By using AWS re:Post, you agree to the Terms of Use

Linux OS networking bug in Elastic Beanstalk AMI with Tomcat & Corretto

2

We use AWS Elastic Beanstalk with an Amazon AMI with Tomcat & Corretto running on Amazon Linux 2 (aws-elasticbeanstalk-amzn-2.0.20220316.64bit-eb_tomcat85corretto8_amazon_linux_2-hvm-2022-03-29T20-48) and are running into an OS networking bug when Tomcat is under load. The result of this bug are that TCP connections from clients connect but timeout while the server is under load.

The networking bug is due to a race condition in the TCP stack which is fixed in Linux 5.10 kernels. A description and diff of the bug can be found in this commit. From the description of this bug it looks like this race condition affects all TCP networking and is not specific to Tomcat, but manifests more often under load.

Currently, as far as I can tell, all the latest Amazon AMIs for Elastic Beanstalk for Tomcat or Corretto are using a 4.14 kernel. The AMI which we are using has a kernel of 4.14.268-205.500.amzn2.x86_64. I have been able to reproduce the bug on this AMI using the sample server code in the Ubuntu bug report, which is independent of Tomcat.

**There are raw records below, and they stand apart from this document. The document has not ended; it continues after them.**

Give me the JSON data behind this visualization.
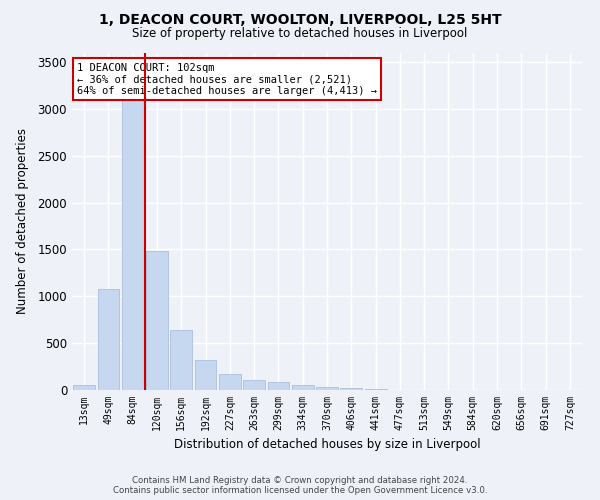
{
  "title_line1": "1, DEACON COURT, WOOLTON, LIVERPOOL, L25 5HT",
  "title_line2": "Size of property relative to detached houses in Liverpool",
  "xlabel": "Distribution of detached houses by size in Liverpool",
  "ylabel": "Number of detached properties",
  "categories": [
    "13sqm",
    "49sqm",
    "84sqm",
    "120sqm",
    "156sqm",
    "192sqm",
    "227sqm",
    "263sqm",
    "299sqm",
    "334sqm",
    "370sqm",
    "406sqm",
    "441sqm",
    "477sqm",
    "513sqm",
    "549sqm",
    "584sqm",
    "620sqm",
    "656sqm",
    "691sqm",
    "727sqm"
  ],
  "values": [
    55,
    1080,
    3300,
    1480,
    640,
    320,
    175,
    110,
    85,
    50,
    28,
    20,
    12,
    5,
    2,
    1,
    0,
    0,
    0,
    0,
    0
  ],
  "bar_color": "#c5d8f0",
  "bar_edgecolor": "#a0b8d8",
  "vline_color": "#cc0000",
  "annotation_text": "1 DEACON COURT: 102sqm\n← 36% of detached houses are smaller (2,521)\n64% of semi-detached houses are larger (4,413) →",
  "annotation_box_color": "#ffffff",
  "annotation_box_edgecolor": "#cc0000",
  "ylim": [
    0,
    3600
  ],
  "yticks": [
    0,
    500,
    1000,
    1500,
    2000,
    2500,
    3000,
    3500
  ],
  "background_color": "#eef2f8",
  "grid_color": "#ffffff",
  "footer_line1": "Contains HM Land Registry data © Crown copyright and database right 2024.",
  "footer_line2": "Contains public sector information licensed under the Open Government Licence v3.0."
}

I have also tried reproing the bug on newer versions of Amazon Linux 2 (AMI amzn2-ami-kernel-5.10-hvm-2.0.20220419.0-x86_64-gp2) which are using a 5.10.109-104.500.amzn2.x86_64 kernel, but have not been able to repro the bug on this kernel.

We would prefer not to have to create our own AMI for using Elastic Beanstalk, but were wondering if and when there will be an update to the Amazon Elastic Beanstalk AMI's which incorporate this OS bug fix since this is affecting the reliability of networking under load?